リカバリアルゴリズムはデータベースに置いて一貫性、原子性、耐久性を確保する上で需要な要素となっている。
このリカバリアルゴリズムで行う大きく分けて2つにわかれる。

  • DBMS が障害から回復するために通常のトランザクション処理中に行うアクション
  • データベースの原子性、一貫性、耐久性を保証する状態に回復できなかった場合のアクション

またここのでキーワードとして以下の2つがある。

Failure Classification

DBMS で起こる障害は大きくわけて 3 つに分類できる。

Transaction Failures
System Failure
  • Software Failure: DBMS のソフトウェア的な問題でシステムを終了する必要がある場合
  • Hardware Failure: DBMS をホストしているマシンがクラッシュするなど
Storage Media Failure:
  • Non-Repairable Hardware Failure: ディスク障害、不揮発性ストレージの一部がクラッシュする。これから回復するにはアーカイブバージョンから復元するしかない。

Buffer Pool Management Policies

バッファプールを管理するポリシーの2つを紹介する。

例えば、No-Steal + Force で実装するなら。
変更がディスクに書き込まれなかった場合は、中止されたトランザクションによる変更を元に戻す必要はない。
また、コミット時に全ての変更がディスクに書き込まれることが保証されているため変更をやり直す必要はない。
ただし、トランザクションが変更する必要のある全てのデータがメモリに収まらない場合、トランザクションがコミットする前のダーティページをディスクに書き込まないため、そのトランザクションを実行できないという制限がある。

Steal Policy

DBMS がコミットされていないトランザクションが不揮発性ストレージ内のオブジェクトに対して最新のコミットを上書きするかどうか

  • Steal: 許可する
  • No-Streal: 許可しない
Force Policy

トランザクションがコミットされる前に DBMSトランザクションによって行われた全ての更新がストレージに反映されることを保証するかどうか。

  • Force: 保証される
  • No-Force: 保証されない

Write-Ahead Logging

ディスクページに変更が加えられる前にデータベースに加えられた全ての変更のログをログファイルに記録する手法。
殆どの DBMS で使用されているが、リカバリするためにはログを追う必要があるので処理に時間が掛かる。
ログはDBを復旧するための UNDO, REDO に必要な全ての情報を持っている。
Steal + No-Force システムを例に解説する。

Implementation

更新されたページの関連する全てのログレコードはページ自体がストレージに書きこまれるよりも前に永続化される。

Deferred Updates

  • トランザクションがコミットされるまで DBMS がダーティレコードをディスクに書き込むのを防ぐ場合、変更前の値を保持する必要はない。
  • トランザクションのメモリ使用量が DBMS 側の使用可能なメモリ量より大きい場合は機能しない。
  • ログに元の値がない場合は UNDO することができない(Steal ポリシーはこのために使用する)

Checkpoint

WAL の大きな問題としログファイルが肥大化するという問題がある。
クラッシュ時にこのログファイルが肥大化していると、ログを追ってリカバリする処理に時間がかかることがある。
そのため、チェックポイントを設け定期的にバッファの持つ情報をディスクにフラッシュする必要がある。

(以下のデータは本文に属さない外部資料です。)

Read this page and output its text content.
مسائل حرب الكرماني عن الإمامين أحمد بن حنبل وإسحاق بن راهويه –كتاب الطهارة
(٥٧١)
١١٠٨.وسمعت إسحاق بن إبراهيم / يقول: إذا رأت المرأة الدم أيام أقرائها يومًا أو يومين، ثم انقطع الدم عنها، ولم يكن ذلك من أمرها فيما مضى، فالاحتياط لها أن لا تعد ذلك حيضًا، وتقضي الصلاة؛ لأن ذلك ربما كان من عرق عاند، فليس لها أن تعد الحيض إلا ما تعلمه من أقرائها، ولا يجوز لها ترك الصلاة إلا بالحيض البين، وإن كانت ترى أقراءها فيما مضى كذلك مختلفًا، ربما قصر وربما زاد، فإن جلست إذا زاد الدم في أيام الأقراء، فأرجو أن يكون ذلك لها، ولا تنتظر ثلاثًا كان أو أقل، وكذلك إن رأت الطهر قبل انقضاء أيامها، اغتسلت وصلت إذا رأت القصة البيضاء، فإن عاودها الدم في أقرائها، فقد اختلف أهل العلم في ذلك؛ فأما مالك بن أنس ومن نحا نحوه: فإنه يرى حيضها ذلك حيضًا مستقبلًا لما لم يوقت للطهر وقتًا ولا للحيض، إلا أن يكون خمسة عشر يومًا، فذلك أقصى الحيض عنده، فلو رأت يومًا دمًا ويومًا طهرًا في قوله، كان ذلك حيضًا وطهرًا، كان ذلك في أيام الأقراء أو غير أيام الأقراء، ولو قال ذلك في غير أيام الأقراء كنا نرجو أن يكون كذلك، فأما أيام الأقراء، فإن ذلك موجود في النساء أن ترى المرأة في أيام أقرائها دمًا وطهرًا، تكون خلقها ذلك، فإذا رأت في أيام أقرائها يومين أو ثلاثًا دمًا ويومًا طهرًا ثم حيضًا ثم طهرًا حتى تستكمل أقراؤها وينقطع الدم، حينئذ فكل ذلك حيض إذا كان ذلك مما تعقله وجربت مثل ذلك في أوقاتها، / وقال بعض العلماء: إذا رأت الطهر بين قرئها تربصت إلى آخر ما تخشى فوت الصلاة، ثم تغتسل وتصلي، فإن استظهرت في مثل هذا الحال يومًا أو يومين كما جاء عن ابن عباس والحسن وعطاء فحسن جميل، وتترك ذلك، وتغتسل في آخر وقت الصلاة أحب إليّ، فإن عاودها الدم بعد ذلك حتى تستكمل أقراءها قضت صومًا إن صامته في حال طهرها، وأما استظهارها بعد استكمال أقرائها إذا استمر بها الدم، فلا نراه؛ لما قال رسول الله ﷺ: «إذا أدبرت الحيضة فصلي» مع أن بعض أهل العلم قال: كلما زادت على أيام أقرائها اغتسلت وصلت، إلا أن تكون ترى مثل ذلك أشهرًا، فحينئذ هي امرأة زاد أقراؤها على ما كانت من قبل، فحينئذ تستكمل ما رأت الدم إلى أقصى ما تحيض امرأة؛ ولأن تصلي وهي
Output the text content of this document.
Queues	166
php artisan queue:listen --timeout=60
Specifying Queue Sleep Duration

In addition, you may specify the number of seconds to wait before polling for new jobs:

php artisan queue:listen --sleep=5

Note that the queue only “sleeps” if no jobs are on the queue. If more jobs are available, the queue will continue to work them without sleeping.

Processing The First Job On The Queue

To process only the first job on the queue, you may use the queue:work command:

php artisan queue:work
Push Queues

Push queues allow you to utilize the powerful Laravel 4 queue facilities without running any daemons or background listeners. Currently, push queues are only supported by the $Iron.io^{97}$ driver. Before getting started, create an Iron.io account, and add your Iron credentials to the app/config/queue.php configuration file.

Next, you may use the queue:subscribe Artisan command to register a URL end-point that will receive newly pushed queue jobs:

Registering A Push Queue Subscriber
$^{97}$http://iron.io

チェックポイントはどの程度設けるのが良いという基準はなく、チェックポイントが多すぎるとパフォーマンスが低下し、少なすぎるとその意味が薄れてしまう。
そのため、DBMS が担う役割や要求パフォーマンスに左右される。

Blocking Checkpoint の実装
  • 新たなトランザクションの生成を止め、アクティブなトランザクションが全て完了するのを待つ
  • メモリに存在するログレコードとダーティブロックをストレージにフラッシュする。
  • ログにチェックポイントエントリを書き込みストレージにフラッシュする。